Cosmology and Evolution in the Pān̄carātra Parama Saṃhitā
Parama Saṃhitā is an archetype of the Pān̄carātra literature. The “three gems” of Pān̄carātra are Sāttvata Saṃhitā, Pauṣkara Saṃhitā and Jayākhya Saṃhitā. They are perhaps the oldest surviving of the genre and are held in high esteem. Next in importance is the Ahirbudhnya Saṃhitā, which also happens to be the first ever Pān̄carātra text to be translated into English. And the fifth most important is the Parama Saṃhitā. This Parama Saṃhitā is included in many “lists of Pān̄carātra works” contained in the latter Pān̄carātra texts.
Parama Saṃhitā contains the famous Jitante Stotra, considered canonical by all Vaishnavas, including pūjya acharyas Madhva/Dvaita, Rāmanuja/Viṡiṣṭādvaita, Nimbārka/Bhēdābheda, etc. In fact, this stotra is so old that it is quoted in the Nārāyaṇīya of the Mahābhārata and even in the Ṛg-vidhāna 3.33.174ff an appendix to the Ṛg-vēda (search for “jitam.te”)! Ṡrī Yāmunācārya, the guru of Ṡrī Rāmānuja quotes Parama Saṃhitā 28.32-34 whereas Bhagavad Rāmānujācarya himself quotes Parama Saṃhitā 2.18-19, Sattvata Samh. 2.4 & 2.5 and Paushkara 38.293-294 & 38.306. Thus, this Saṃhitā is of great historicity and authenticity.

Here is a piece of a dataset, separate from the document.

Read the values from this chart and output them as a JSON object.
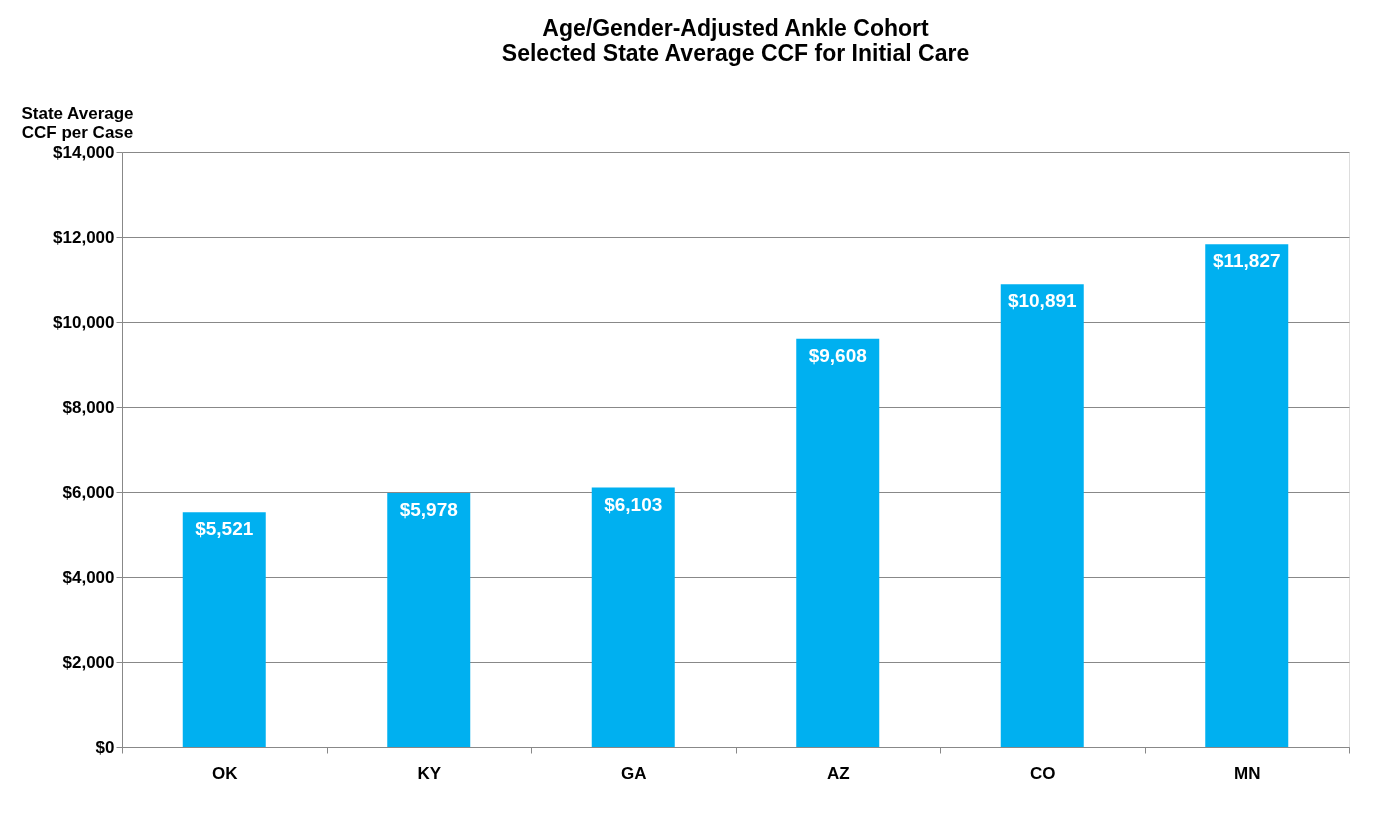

Chapter 2 “Creation” of the work provides a cosmological and ontological view of creation. Its detail is captured in the picture below:
Arrows represent the direction of evolution. We start with the premise that there exist two distinct principles, “Paramātma” and “Prakṛti”. Much of it parallels the Sāṅkhya theory.
Prakṛti is described as the primary origin (pradhāna mūla) of all created things (bhava:s). It is also called by names such as Dravya (substance), Avyākṛta (un-formed, un-developed) and Vyakta (manifested, developed, evolved) (Ch 2.4). Some entities are not created (e.g. jīvātma, paramātma) and they are not in the scope of Prakṛti.
Prakṛti has four characteristics (Ch 2.28):
# It is inanimate (acētana) # It is immeasurable (parārdha) # It is ever-existing (nitya) # It is ever-chaning (satata-vikriyā)
Note that this means Prakṛti is not the divine consort Lakṣmī, because the former is inanimate where as the latter is not.
Prakṛti and Puruṣa – Viṣṭādvaita relation
The relation between Prakṛti and Puruṣa is universal pervasion (vāpti). The Paramātma pervades all of Prakṛti. Just as taste cannot be separated from water, the pervader cannot be separated from the object of pervasion. Thus, the pervader Puruṣa cannot be regarded as distinct from the pervaded Prakṛti. The two combined is different from either, and yet exist as if they were one (Ch 2.20-24). Bhagavad Rāmanuja calls this as “apṛthak-siddha” (inseparably distinct).
Since Prakṛti is inanimate, it cannot create otherwise (than by the direction of Puruṣa). Prakṛti manifests things by transforming causes (kāraṇa) into effects (kārya). When the effect ceases to exits, it is subsumed in the cause itself. As long as the world lasts, so long does Caturmukha-Brahma exists. When his life reaches its fulness, all creation comes does to an end. All created things reach back to their cause each its own, always (Ch 26.84, Ch 2.14). That is, “effect” is latent or hidden in the “cause” (pariṇāma-vāda).
All these causes (kāraṇa:s) get absorbed in Avyakta; this itself is absorbed by Paramātma (Ch 26.85).